If you’re wondering what to tell your child about this disaster or a future one, here are some ideas.
Find out what they already know. Chances are, kids have overheard something already, on the radio, TV, or adult conversation. Start from where they are. Kids may be filled with mixed up information. If the child is young and he hasn’t heard anything /doesn’t seem interested, then drop it.
Go to the feeling Tell kids it’s OK to feel sad or scared or angry. These big feelings are natural and normal for all people. You can say “I feel that way, too. I wish it hadn’t happened.”
Answer their question Don’t give too much information, but be sure you answer the burning question(s) they have. Ask “What do you want to know?” Check in and make sure you’ve finished the topic. “Did this answer your question?”
Let them play it out Offer abundant free play time. Play is how children work through things – all things – in life. If you see a child fly a toy plane and crash it down on the living room rug, let the play unfold.

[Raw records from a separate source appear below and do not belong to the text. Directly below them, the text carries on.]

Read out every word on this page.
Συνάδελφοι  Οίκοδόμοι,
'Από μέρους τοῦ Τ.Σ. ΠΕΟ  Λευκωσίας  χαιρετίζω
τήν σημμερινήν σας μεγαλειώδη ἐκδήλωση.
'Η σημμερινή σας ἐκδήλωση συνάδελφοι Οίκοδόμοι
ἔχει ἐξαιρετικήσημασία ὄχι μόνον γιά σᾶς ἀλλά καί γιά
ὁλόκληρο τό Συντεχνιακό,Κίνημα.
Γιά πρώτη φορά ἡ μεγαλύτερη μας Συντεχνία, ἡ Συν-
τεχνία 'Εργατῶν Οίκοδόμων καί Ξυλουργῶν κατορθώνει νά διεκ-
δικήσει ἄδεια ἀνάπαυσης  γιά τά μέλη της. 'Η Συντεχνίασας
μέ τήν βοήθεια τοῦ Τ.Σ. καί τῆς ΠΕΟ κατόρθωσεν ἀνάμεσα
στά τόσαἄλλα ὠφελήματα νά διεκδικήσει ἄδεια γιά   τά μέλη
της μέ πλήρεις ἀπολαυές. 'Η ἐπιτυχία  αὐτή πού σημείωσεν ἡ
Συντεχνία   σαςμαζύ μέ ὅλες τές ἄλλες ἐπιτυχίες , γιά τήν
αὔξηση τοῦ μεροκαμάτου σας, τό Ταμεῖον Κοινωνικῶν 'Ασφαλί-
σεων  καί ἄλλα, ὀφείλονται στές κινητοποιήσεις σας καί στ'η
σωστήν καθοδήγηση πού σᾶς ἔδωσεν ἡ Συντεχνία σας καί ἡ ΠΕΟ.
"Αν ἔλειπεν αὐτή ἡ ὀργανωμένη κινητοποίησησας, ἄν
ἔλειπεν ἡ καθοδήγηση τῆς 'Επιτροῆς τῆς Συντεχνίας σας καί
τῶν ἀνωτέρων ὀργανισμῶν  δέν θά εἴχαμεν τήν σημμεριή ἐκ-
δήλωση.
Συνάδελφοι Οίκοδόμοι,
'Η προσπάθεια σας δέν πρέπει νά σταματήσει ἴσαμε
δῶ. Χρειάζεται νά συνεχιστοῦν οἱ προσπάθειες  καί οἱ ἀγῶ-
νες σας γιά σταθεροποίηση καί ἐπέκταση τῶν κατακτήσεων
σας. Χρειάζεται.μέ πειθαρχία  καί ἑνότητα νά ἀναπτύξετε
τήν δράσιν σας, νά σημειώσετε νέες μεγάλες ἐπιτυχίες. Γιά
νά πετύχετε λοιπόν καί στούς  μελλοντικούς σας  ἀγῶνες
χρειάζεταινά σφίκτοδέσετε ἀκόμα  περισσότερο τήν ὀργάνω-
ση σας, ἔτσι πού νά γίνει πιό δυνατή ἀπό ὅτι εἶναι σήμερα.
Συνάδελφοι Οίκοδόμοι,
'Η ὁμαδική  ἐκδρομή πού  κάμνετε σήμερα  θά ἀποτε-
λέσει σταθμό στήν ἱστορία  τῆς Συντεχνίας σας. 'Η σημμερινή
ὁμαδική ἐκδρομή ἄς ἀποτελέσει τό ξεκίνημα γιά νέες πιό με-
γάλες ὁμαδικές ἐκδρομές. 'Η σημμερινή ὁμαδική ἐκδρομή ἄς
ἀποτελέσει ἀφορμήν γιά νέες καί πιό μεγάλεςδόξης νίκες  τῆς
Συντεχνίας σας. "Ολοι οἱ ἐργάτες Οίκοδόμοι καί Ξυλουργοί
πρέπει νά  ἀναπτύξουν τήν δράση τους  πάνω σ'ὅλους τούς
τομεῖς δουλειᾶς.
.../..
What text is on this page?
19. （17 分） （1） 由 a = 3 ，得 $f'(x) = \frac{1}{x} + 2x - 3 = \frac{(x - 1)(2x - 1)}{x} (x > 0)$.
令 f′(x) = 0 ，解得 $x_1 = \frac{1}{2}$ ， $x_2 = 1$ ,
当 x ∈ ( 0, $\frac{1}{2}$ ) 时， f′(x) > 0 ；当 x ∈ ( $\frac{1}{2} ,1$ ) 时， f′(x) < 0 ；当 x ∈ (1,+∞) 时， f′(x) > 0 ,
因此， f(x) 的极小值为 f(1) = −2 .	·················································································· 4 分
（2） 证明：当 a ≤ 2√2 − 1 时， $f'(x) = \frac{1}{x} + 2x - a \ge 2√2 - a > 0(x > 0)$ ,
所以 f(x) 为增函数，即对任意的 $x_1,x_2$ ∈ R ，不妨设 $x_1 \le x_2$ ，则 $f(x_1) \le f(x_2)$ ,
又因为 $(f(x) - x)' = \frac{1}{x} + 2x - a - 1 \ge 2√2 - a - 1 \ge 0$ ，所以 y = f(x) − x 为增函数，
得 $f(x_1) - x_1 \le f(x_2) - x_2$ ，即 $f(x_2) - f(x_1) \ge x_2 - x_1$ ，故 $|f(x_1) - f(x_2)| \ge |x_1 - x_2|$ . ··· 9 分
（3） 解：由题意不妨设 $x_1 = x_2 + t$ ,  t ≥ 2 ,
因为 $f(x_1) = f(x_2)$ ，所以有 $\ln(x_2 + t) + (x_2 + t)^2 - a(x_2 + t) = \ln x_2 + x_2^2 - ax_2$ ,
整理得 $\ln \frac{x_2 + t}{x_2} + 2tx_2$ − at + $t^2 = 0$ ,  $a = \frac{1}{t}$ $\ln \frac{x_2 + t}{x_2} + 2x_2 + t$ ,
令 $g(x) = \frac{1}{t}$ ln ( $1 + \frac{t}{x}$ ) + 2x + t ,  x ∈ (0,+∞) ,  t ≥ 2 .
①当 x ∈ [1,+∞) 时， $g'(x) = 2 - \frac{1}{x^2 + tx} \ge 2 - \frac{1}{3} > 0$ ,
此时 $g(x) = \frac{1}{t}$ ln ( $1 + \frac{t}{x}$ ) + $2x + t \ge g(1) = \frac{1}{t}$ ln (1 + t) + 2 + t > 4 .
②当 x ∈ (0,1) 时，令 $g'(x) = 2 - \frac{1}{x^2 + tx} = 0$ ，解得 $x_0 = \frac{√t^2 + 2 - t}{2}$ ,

Tell the truth Keep your words age-appropriate, but tell the truth when talking about difficult subjects. A good rule to follow if you’re wondering if your child can handle it: If a child is old enough to ask, she’s old enough to hear an honest answer.
Focus on the helpers This is Mr. Rogers’ age-old advice, and it’s good. Show kids all the good people who are helping: the firefighters, the doctors, the police, the people who are donating food or opening up their homes.
Take action You can’t change what happened, but you can control how you respond. Respond with care. Take control – we tend to feel most angry when we feel helpless. Take some action to help. Let your kids see you help, and ideally include your kids in the action.
Disasters are always part of the world. Children can learn that bad things and sad things happen, but there are always people who will help make the world better.
How have you see children cope with disasters in the news? What do you do when a big news story occurs? What do you worry about? Do you have any stories of how kids have risen to the occasion with wisdom or action?